In case you were expecting more of the same, this one ain’t no mama at all. And if we were going in chronological order, this was actually the first case – and many, many years before the second. And if you are surprised to hear that there probably was a gap of some twenty years between this and the next, my only excuse is that it took me that long to see the need for constant self-examination.
Why so long? You see, at the time this occurred, the objective of self-examination for me was not always objective. In other words, I only examined things if I was trying to protect my position, and was sure it would make me look good. So, whether this case can be called a self-examination is for you to decide… But this account still makes me feel good and I thought I’d slip it in somewhere! 🙂
So, I was young then, with little care and lots of freedom. As is often the case when you are living in a university campus environment.

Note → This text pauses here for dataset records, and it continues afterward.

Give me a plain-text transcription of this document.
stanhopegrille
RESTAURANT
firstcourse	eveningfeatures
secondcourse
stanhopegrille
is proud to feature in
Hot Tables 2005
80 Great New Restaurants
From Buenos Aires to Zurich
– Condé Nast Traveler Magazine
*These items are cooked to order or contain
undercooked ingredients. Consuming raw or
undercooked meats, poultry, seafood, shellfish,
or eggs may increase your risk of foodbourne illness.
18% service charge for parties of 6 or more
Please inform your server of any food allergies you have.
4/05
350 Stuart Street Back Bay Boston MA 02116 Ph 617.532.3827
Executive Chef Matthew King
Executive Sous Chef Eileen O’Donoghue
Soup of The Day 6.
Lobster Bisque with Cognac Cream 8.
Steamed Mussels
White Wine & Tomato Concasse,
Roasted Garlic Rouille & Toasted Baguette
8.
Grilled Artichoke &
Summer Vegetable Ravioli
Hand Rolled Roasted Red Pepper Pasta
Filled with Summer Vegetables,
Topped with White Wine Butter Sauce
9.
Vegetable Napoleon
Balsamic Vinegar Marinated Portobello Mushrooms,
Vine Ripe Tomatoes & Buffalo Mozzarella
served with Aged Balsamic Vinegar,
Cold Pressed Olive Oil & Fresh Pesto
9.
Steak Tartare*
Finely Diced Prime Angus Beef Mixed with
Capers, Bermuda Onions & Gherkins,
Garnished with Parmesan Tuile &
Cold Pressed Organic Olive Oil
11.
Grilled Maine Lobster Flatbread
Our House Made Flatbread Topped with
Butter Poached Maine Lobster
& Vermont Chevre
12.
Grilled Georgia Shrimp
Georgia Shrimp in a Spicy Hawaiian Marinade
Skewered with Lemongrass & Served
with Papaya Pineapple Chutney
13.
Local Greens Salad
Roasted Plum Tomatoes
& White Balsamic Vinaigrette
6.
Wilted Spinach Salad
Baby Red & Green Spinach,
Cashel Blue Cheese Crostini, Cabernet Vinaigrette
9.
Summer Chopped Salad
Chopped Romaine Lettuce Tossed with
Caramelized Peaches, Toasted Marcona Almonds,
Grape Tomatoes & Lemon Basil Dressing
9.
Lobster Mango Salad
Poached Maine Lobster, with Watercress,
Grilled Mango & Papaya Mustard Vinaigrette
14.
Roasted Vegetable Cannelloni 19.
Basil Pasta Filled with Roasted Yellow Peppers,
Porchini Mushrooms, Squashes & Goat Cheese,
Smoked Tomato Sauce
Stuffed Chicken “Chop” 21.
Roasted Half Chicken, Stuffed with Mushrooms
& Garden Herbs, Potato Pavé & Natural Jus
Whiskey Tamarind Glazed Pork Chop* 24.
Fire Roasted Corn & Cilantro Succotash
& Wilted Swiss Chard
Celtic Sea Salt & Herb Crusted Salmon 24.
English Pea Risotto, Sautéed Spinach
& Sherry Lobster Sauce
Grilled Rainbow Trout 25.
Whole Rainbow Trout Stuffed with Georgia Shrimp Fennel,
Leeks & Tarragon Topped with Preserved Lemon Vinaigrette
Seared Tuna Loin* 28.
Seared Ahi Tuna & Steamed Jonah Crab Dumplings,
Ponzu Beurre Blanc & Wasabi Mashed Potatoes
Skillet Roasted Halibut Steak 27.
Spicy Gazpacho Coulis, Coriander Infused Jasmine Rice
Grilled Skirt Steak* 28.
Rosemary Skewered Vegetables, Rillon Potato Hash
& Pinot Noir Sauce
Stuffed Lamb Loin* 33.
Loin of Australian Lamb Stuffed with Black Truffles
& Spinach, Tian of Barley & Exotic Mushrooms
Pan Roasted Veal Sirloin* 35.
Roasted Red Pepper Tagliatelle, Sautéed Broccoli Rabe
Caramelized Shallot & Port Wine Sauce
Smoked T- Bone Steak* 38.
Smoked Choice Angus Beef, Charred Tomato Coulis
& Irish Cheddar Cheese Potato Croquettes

The topic that led to the argument corresponded perfectly to the state of my body, soul and spirit at that time – frivolous. If I recall right, this my close friend, but it could have been me, started the conversation. She had wondered aloud why the nail polish on both our fingers – very strange colours even at that time – often had a crescent-shaped unpainted patch at the base of our nails.
Please note that we were not high on anything (or perhaps I had better speak for myself) – apart from possibly nicotine from cigarette. Nevertheless, we both found the question worth considering deeply and extensively, which just goes to show the state of our spirit, soul and body at the time. And more amazing, we could find no explanation for it!
How it became such a matter of importance that it was brought up in the company of another equal-minded (or so we thought) not-so-close friend one day I cannot explain. But it was on that day that the enigma of the crescent space at the base of our nails was solved for me.
Anyway, this third party was fast in responding and this was her answer. As the nail grows, pushing upwards, the paint naturally moves with it, leaving the unpainted crescent at the base of the nail! It was a eureka moment for me. I saw the light. Of course! Duh!
But it would seem that this fast, rational and intelligent explanation was reason for my close friend to take umbrage. She did not consider such a simple explanation acceptable. I felt it was pretty silly we couldn’t figure that out between us… and was quite pleased someone else did. I therefore felt obligated to doff my cap to the not-so-close friend, recognizing that it took a sharp brain to figure it out so easily, especially since, contrary to the impression this incident might have given you, my close friend and I were not complete dummies by any standard, she being the smarter one, at least academically.
But it would seem that while I was quite happy to have the enigma solved, and to give honour where it was due, my close friend was somewhat resentful of the rapid and conclusive way our not-so-close friend casually swept away the ‘biscuit bone’ we had loved gnawing.
Furthermore, while I was still trying to process this irrational reaction, I suddenly dawned on me, (or perhaps impressed upon me?), that I was expected to side with her as a sign of loyalty!
Well, guys, I am ordinarily a laid back person, but I do not consider myself a push-over. Of course I begged to differ, and refused adamantly to side with her.
I stood my ground in spite of the fact that she made it feel like the great betrayal! I think that was the first time I discovered that people become irrational for not-so-obvious reasons in this world. In other words, people often had a hidden agenda in the position they take. It was an eye-opener for me. Which is why I still remember it so vividly and just had to share it here with you.
Anyway, it soon became one of those moments I was obliged to take a strong position. Of course that was the explanation! How could anyone be so unreasonable! And I am sure all of you reading this right now agree with me. And just in case you don’t, know for sure that if we were face to face, a heated argument would be taking place between us!
In retrospect, I also have to consider the possibility of pride on the part of my close friend. I am not very sure, but I think part of the problem might have been that she was usually the one to come up with the correct answer. With a tinge of jealousy perhaps, as she might not have considered the friend who solved the riddle to be as smart as she was. Or then again, it could be that there was an existing friction between them which I knew nothing about. Or that she considered the way she answered somewhat arrogant. Or simply that she did not like her.
Hey, I write, okay? So creativity should be expected. And I do think these few suggestions of hidden agendas in an argument would be helpful for you to consider in future before taking a strong stand on issues.
Anyway, close friend or not, I was glad I bowed to reason and defected from the opposition rapidly and gladly on that occasion. And anytime I look back, I feel pretty good about myself. I figured it makes me a very reasonable and balanced person. And just might have contributed a little to my mind-set on the Day I choice to accept Jesus as my Lord and Saviour by rational faith… meaning, I had experienced His Way, Truth and Life in many ways over the years without quite knowing what to make of it… Until is because senseless not to surrender and take a stand. I call this MY GREATEST EURAKA. (See My Conversion Testimony on this site)
Well, today I have had years of practice in self examination and hopefully have benefited, and continue to benefit from it each time.
And what about you? Let me assure you it will be worth your while.
Well, we will take a break while you ponder on that.